One race after steering Moonlit Song to the shortest priced victory of the night — she was 3-10 — Hiraldo had the chance to play the spoiler role when he guided Bound to Windsor to a 15-1 upset over the previously unbeaten Noblame (J.D. Acosta) in the $75,000 West Virginia Triple Crown Nutrition Breeders Classic for two-year-old fillies.

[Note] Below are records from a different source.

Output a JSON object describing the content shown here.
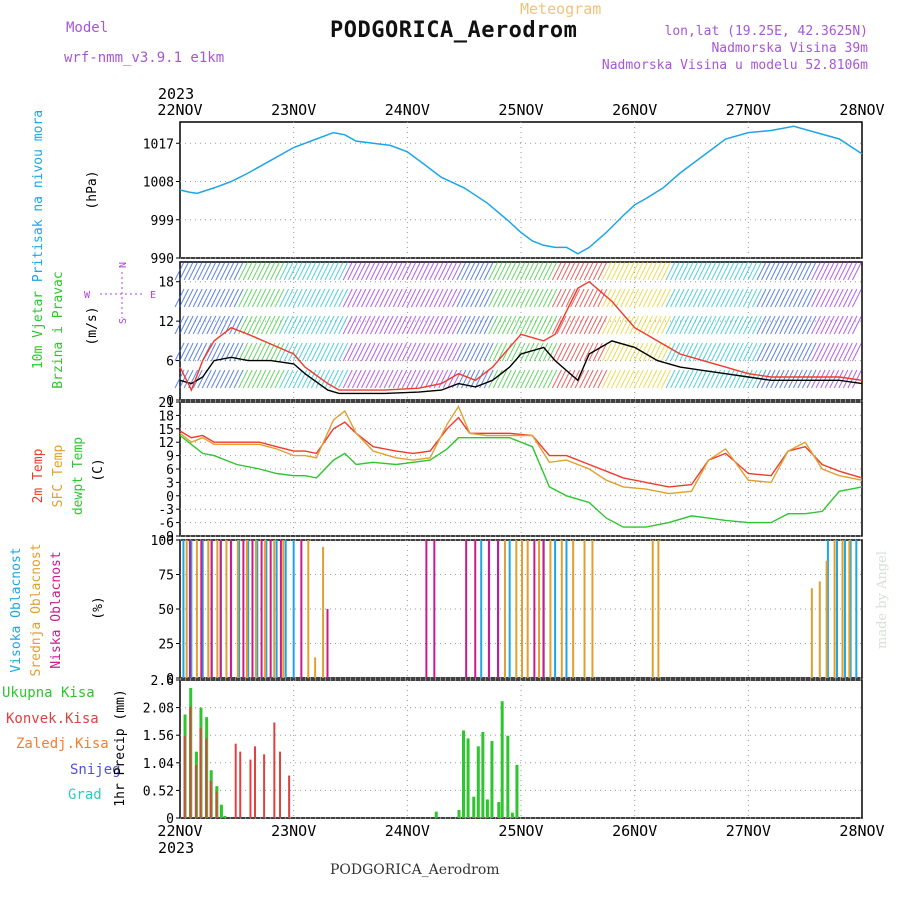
{
  "header": {
    "model_label": "Model",
    "model_name": "wrf-nmm_v3.9.1 e1km",
    "product": "Meteogram",
    "station": "PODGORICA_Aerodrom",
    "lonlat": "lon,lat (19.25E, 42.3625N)",
    "elevation": "Nadmorska Visina 39m",
    "elevation_model": "Nadmorska Visina u modelu 52.8106m"
  },
  "footer": {
    "station": "PODGORICA_Aerodrom"
  },
  "credit": "made by Angel",
  "x_axis": {
    "year": "2023",
    "ticks": [
      "22NOV",
      "23NOV",
      "24NOV",
      "25NOV",
      "26NOV",
      "27NOV",
      "28NOV"
    ]
  },
  "colors": {
    "pressure": "#1ea5e6",
    "temp2m": "#ee3b2b",
    "sfctemp": "#e0a030",
    "dewpt": "#2fc52f",
    "high_cloud": "#1ea5e6",
    "mid_cloud": "#e0a030",
    "low_cloud": "#cc1a8c",
    "precip_total": "#2fc52f",
    "precip_conv": "#e04040",
    "precip_frozen": "#f08030",
    "snow": "#5050e0",
    "hail": "#30c8c0",
    "wind_mean": "#000000",
    "wind_gust": "#ee3b2b",
    "compass": "#b040e0"
  },
  "chart_data": [
    {
      "type": "line",
      "panel": "pressure",
      "ylabel": [
        "Pritisak na nivou mora",
        "(hPa)"
      ],
      "yticks": [
        990,
        999,
        1008,
        1017
      ],
      "ylim": [
        990,
        1022
      ],
      "x_unit": "days from 22NOV 00 UTC",
      "series": [
        {
          "name": "Pritisak na nivou mora",
          "color_key": "pressure",
          "x": [
            0,
            0.08,
            0.15,
            0.3,
            0.45,
            0.6,
            0.8,
            1.0,
            1.2,
            1.35,
            1.45,
            1.55,
            1.7,
            1.85,
            2.0,
            2.15,
            2.3,
            2.5,
            2.7,
            2.9,
            3.0,
            3.1,
            3.2,
            3.3,
            3.4,
            3.5,
            3.6,
            3.75,
            3.9,
            4.0,
            4.1,
            4.25,
            4.4,
            4.6,
            4.8,
            5.0,
            5.2,
            5.4,
            5.6,
            5.8,
            6.0
          ],
          "y": [
            1006,
            1005.5,
            1005.2,
            1006.5,
            1008,
            1010,
            1013,
            1016,
            1018,
            1019.5,
            1019,
            1017.5,
            1017,
            1016.5,
            1015,
            1012,
            1009,
            1006.5,
            1003,
            998.5,
            996,
            994,
            993,
            992.5,
            992.5,
            991,
            992.5,
            996,
            1000,
            1002.5,
            1004,
            1006.5,
            1010,
            1014,
            1018,
            1019.5,
            1020,
            1021,
            1019.5,
            1018,
            1014.5
          ]
        }
      ]
    },
    {
      "type": "line",
      "panel": "wind",
      "ylabel": [
        "10m Vjetar",
        "Brzina i Pravac",
        "(m/s)"
      ],
      "compass": [
        "N",
        "E",
        "S",
        "W"
      ],
      "yticks": [
        0,
        6,
        12,
        18
      ],
      "ylim": [
        0,
        21
      ],
      "x_unit": "days from 22NOV 00 UTC",
      "series": [
        {
          "name": "mean",
          "color_key": "wind_mean",
          "x": [
            0,
            0.1,
            0.2,
            0.3,
            0.45,
            0.6,
            0.8,
            1.0,
            1.1,
            1.3,
            1.4,
            1.5,
            1.8,
            2.1,
            2.3,
            2.45,
            2.6,
            2.75,
            2.9,
            3.0,
            3.2,
            3.3,
            3.5,
            3.6,
            3.8,
            4.0,
            4.2,
            4.4,
            4.6,
            4.8,
            5.0,
            5.2,
            5.4,
            5.6,
            5.8,
            6.0
          ],
          "y": [
            3,
            2.5,
            3.5,
            6,
            6.5,
            6,
            6,
            5.5,
            4,
            1.5,
            1,
            1,
            1,
            1.2,
            1.5,
            2.5,
            2,
            3,
            5,
            7,
            8,
            6,
            3,
            7,
            9,
            8,
            6,
            5,
            4.5,
            4,
            3.5,
            3,
            3,
            3,
            3,
            2.5
          ]
        },
        {
          "name": "gust",
          "color_key": "wind_gust",
          "x": [
            0,
            0.1,
            0.2,
            0.3,
            0.45,
            0.6,
            0.8,
            1.0,
            1.1,
            1.3,
            1.4,
            1.5,
            1.8,
            2.1,
            2.3,
            2.45,
            2.6,
            2.75,
            2.9,
            3.0,
            3.2,
            3.3,
            3.5,
            3.6,
            3.8,
            4.0,
            4.2,
            4.4,
            4.6,
            4.8,
            5.0,
            5.2,
            5.4,
            5.6,
            5.8,
            6.0
          ],
          "y": [
            5,
            1.5,
            6,
            9,
            11,
            10,
            8.5,
            7,
            5,
            2.5,
            1.5,
            1.5,
            1.5,
            1.8,
            2.5,
            4,
            3,
            5,
            8,
            10,
            9,
            10,
            17,
            18,
            15,
            11,
            9,
            7,
            6,
            5,
            4,
            3.5,
            3.5,
            3.5,
            3.5,
            3
          ]
        }
      ]
    },
    {
      "type": "line",
      "panel": "temperature",
      "ylabel": [
        "2m Temp",
        "SFC Temp",
        "dewpt Temp",
        "(C)"
      ],
      "yticks": [
        -9,
        -6,
        -3,
        0,
        3,
        6,
        9,
        12,
        15,
        18,
        21
      ],
      "ylim": [
        -9,
        21
      ],
      "x_unit": "days from 22NOV 00 UTC",
      "series": [
        {
          "name": "2m Temp",
          "color_key": "temp2m",
          "x": [
            0,
            0.1,
            0.2,
            0.3,
            0.5,
            0.7,
            0.85,
            1.0,
            1.1,
            1.2,
            1.35,
            1.45,
            1.55,
            1.7,
            1.9,
            2.05,
            2.2,
            2.35,
            2.45,
            2.55,
            2.7,
            2.9,
            3.1,
            3.25,
            3.4,
            3.6,
            3.75,
            3.9,
            4.1,
            4.3,
            4.5,
            4.65,
            4.8,
            5.0,
            5.2,
            5.35,
            5.5,
            5.65,
            5.8,
            6.0
          ],
          "y": [
            14.5,
            13,
            13.5,
            12,
            12,
            12,
            11,
            10,
            10,
            9.5,
            15,
            16.5,
            14,
            11,
            10,
            9.5,
            10,
            15,
            17.5,
            14,
            14,
            14,
            13.5,
            9,
            9,
            7,
            5.5,
            4,
            3,
            2,
            2.5,
            8,
            9.5,
            5,
            4.5,
            10,
            11,
            7,
            5.5,
            4
          ]
        },
        {
          "name": "SFC Temp",
          "color_key": "sfctemp",
          "x": [
            0,
            0.1,
            0.2,
            0.3,
            0.5,
            0.7,
            0.85,
            1.0,
            1.1,
            1.2,
            1.35,
            1.45,
            1.55,
            1.7,
            1.9,
            2.05,
            2.2,
            2.35,
            2.45,
            2.55,
            2.7,
            2.9,
            3.1,
            3.25,
            3.4,
            3.6,
            3.75,
            3.9,
            4.1,
            4.3,
            4.5,
            4.65,
            4.8,
            5.0,
            5.2,
            5.35,
            5.5,
            5.65,
            5.8,
            6.0
          ],
          "y": [
            14,
            12,
            13,
            11.5,
            11.5,
            11.5,
            10.5,
            9,
            9,
            8.5,
            17,
            19,
            14,
            10,
            8.5,
            8,
            8.5,
            16,
            20,
            14,
            13.5,
            13.5,
            13.5,
            7.5,
            8,
            6,
            3.5,
            2,
            1.5,
            0.5,
            1,
            8,
            10.5,
            3.5,
            3,
            10,
            12,
            6,
            4.5,
            3.5
          ]
        },
        {
          "name": "dewpt Temp",
          "color_key": "dewpt",
          "x": [
            0,
            0.1,
            0.2,
            0.3,
            0.5,
            0.7,
            0.85,
            1.0,
            1.1,
            1.2,
            1.35,
            1.45,
            1.55,
            1.7,
            1.9,
            2.05,
            2.2,
            2.35,
            2.45,
            2.55,
            2.7,
            2.9,
            3.1,
            3.25,
            3.4,
            3.6,
            3.75,
            3.9,
            4.1,
            4.3,
            4.5,
            4.65,
            4.8,
            5.0,
            5.2,
            5.35,
            5.5,
            5.65,
            5.8,
            6.0
          ],
          "y": [
            13.5,
            11.5,
            9.5,
            9,
            7,
            6,
            5,
            4.5,
            4.5,
            4,
            8,
            9.5,
            7,
            7.5,
            7,
            7.5,
            8,
            10.5,
            13,
            13,
            13,
            13,
            11,
            2,
            0,
            -1.5,
            -5,
            -7,
            -7,
            -6,
            -4.5,
            -5,
            -5.5,
            -6,
            -6,
            -4,
            -4,
            -3.5,
            1,
            2
          ]
        }
      ]
    },
    {
      "type": "bar",
      "panel": "cloud",
      "ylabel": [
        "Visoka Oblacnost",
        "Srednja Oblacnost",
        "Niska Oblacnost",
        "(%)"
      ],
      "yticks": [
        0,
        25,
        50,
        75,
        100
      ],
      "ylim": [
        0,
        100
      ],
      "x_unit": "days from 22NOV 00 UTC",
      "series": [
        {
          "name": "Visoka Oblacnost",
          "color_key": "high_cloud",
          "x": [
            0.03,
            0.1,
            0.2,
            0.28,
            0.36,
            0.45,
            0.52,
            0.6,
            0.68,
            0.76,
            0.85,
            0.93,
            1.0,
            2.65,
            2.72,
            2.8,
            2.9,
            3.2,
            3.3,
            3.4,
            5.7,
            5.78,
            5.85,
            5.9,
            5.95
          ],
          "values": [
            100,
            100,
            100,
            100,
            100,
            100,
            100,
            100,
            100,
            100,
            100,
            100,
            100,
            100,
            100,
            100,
            100,
            100,
            100,
            100,
            100,
            100,
            100,
            100,
            100
          ]
        },
        {
          "name": "Srednja Oblacnost",
          "color_key": "mid_cloud",
          "x": [
            0.05,
            0.14,
            0.24,
            0.32,
            0.4,
            0.5,
            0.58,
            0.66,
            0.74,
            0.82,
            0.9,
            1.12,
            1.18,
            1.25,
            2.85,
            2.95,
            3.0,
            3.05,
            3.15,
            3.25,
            3.35,
            3.45,
            3.55,
            3.62,
            4.15,
            4.2,
            5.55,
            5.62,
            5.68,
            5.75,
            5.82,
            5.88
          ],
          "values": [
            100,
            100,
            100,
            100,
            100,
            100,
            100,
            100,
            100,
            100,
            100,
            100,
            15,
            95,
            100,
            100,
            100,
            100,
            100,
            100,
            100,
            100,
            100,
            100,
            100,
            100,
            65,
            70,
            85,
            100,
            100,
            100
          ]
        },
        {
          "name": "Niska Oblacnost",
          "color_key": "low_cloud",
          "x": [
            0.07,
            0.17,
            0.26,
            0.34,
            0.43,
            0.54,
            0.62,
            0.7,
            0.78,
            0.87,
            1.05,
            1.28,
            2.15,
            2.22,
            2.5,
            2.58,
            2.7,
            2.78,
            3.1,
            3.18
          ],
          "values": [
            100,
            100,
            100,
            100,
            100,
            100,
            100,
            100,
            100,
            100,
            100,
            50,
            100,
            100,
            100,
            100,
            100,
            100,
            100,
            100
          ]
        }
      ]
    },
    {
      "type": "bar",
      "panel": "precip",
      "ylabel": [
        "1hr Precip (mm)"
      ],
      "legend": [
        "Ukupna Kisa",
        "Konvek.Kisa",
        "Zaledj.Kisa",
        "Snijeg",
        "Grad"
      ],
      "yticks": [
        0,
        0.52,
        1.04,
        1.56,
        2.08,
        2.6
      ],
      "ylim": [
        0,
        2.6
      ],
      "x_unit": "days from 22NOV 00 UTC",
      "series": [
        {
          "name": "Ukupna Kisa",
          "color_key": "precip_total",
          "x": [
            0.04,
            0.09,
            0.14,
            0.18,
            0.23,
            0.27,
            0.32,
            0.36,
            0.39,
            2.25,
            2.45,
            2.49,
            2.53,
            2.58,
            2.62,
            2.66,
            2.7,
            2.74,
            2.8,
            2.83,
            2.88,
            2.92,
            2.96
          ],
          "values": [
            1.95,
            2.45,
            1.25,
            2.08,
            1.9,
            0.9,
            0.6,
            0.25,
            0.04,
            0.12,
            0.15,
            1.65,
            1.5,
            0.4,
            1.35,
            1.62,
            0.35,
            1.45,
            0.3,
            2.2,
            1.55,
            0.1,
            1.0
          ]
        },
        {
          "name": "Konvek.Kisa",
          "color_key": "precip_conv",
          "x": [
            0.04,
            0.09,
            0.14,
            0.18,
            0.23,
            0.27,
            0.32,
            0.49,
            0.53,
            0.62,
            0.66,
            0.74,
            0.83,
            0.88,
            0.96
          ],
          "values": [
            1.55,
            2.1,
            1.0,
            1.7,
            1.5,
            0.7,
            0.5,
            1.4,
            1.25,
            1.1,
            1.35,
            1.2,
            1.8,
            1.25,
            0.8
          ]
        }
      ]
    }
  ]
}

A juvenile daughter of Windsor Castle owned, bred and trained by James W. Casey, Bound to Windsor rebounded from a fifth-place finish in the $50,000 Rachel’s Turn Stakes here for two-year-old fillies three weeks earlier by handing Noblame her first defeat in four tries and did so in stakes record fashion of 1:19.85 for the 6 1/2-furlongs — more than a second faster than two-year-old boys navigated the distance one race later.

“In her first start she stumbled leaving the gate and then circled the field five wide,” Hiraldo said. “But then in her last start I sent her to the lead along the inside and she didn’t like that and she got tired and that other filly (Noblame) went by her. But I knew this time (Noblame) was the horse to beat, so I just let my filly settle and then I waited until the three-eighths pole to make my move and by the eighth pole I could see that other horse was getting a little tired and my filly just went right by her in the lane.”

Hiraldo also finished second in three other events, taking runner-up honors aboard Binn Goode for Casey in the $75,000 Vincent Moscarelli Memorial for two-year-old colts and geldings, finishing second for Casey aboard Tricky Windsor in the $75,000 West Virginia Division of Tourism for three-year-old fillies, and then was second in the finale for Grams atop Rock n’ Gold in the $80,000 West Virginia Distaff, one-half length behind Romantic Cork for owner-trainer John A. Casey.

“It was definitely a really good night,” Hiraldo said. “I had a lot of good mounts and I was grateful for all the trainers who gave me a chance to ride tonight. Anytime you can win three races on one night you know you’re doing something right and those nights you don’t mind finishing second a few times.”